Penyidik, lanjut Setyo, akan meminta keterangan dari tim negosiator tentang asal sajam yang digunakan narapidana tersebut. Namun pihaknya menduga, napi telah mempersiapkan sajam sebelum terjadi bentrokan dengan anggota kepolisian.

Hasil otopsi dokter forensik Rumah Sakit Polri Kramatjati, Jakarta Timur, menunjukkan kelima anggota kepolisian yang meninggal dunia menderita luka akibat senjata tajam pada sekujur tubuh.

Kepala Biro Penerangan Masyarakat Divisi Humas Mabes Polri Brigadir Jenderal Polisi M Iqbal menyebutkan beberapa korban terdapat luka tembak namun kebanyakan mengalami luka pada paha, lengan, jari, dan leher akibat senjata tajam.

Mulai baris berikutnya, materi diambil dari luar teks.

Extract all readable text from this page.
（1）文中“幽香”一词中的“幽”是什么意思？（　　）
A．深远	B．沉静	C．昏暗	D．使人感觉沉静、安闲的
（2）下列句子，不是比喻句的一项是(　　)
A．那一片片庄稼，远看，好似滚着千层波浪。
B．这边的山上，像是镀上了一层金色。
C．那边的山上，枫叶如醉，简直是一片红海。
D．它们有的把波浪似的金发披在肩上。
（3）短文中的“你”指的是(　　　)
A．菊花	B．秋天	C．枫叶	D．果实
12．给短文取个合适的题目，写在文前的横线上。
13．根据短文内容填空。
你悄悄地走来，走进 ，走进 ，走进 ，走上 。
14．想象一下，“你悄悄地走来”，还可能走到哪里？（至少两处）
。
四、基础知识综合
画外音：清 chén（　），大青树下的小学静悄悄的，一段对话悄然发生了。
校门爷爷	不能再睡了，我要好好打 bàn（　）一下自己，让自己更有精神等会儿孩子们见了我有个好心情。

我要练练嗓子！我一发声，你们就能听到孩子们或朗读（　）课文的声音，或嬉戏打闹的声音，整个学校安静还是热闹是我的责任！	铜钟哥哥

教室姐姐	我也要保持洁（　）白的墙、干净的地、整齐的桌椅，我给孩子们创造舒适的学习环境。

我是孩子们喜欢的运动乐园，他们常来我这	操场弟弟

Sebelumnya, kelima anggota Polri itu gugur dalam tugas negara usai terlibat bentrokan antara petugas dengan narapidana teroris di Rutan Mako Brimob, Kelapa Dua, Depok, Jawa Barat, pada Selasa (8/5) malam.

Kelima anggota yang gugur itu yakni Aipda Denny Setiadi, Iptu Yudi Rospuji Siswanto, Brigadir Polisi Fandy Setyo Nugroho, Brigadir Satu Polisi Syukron Fadhli, dan Brigadir Satu Polisi Wahyu Catur Pamungkas.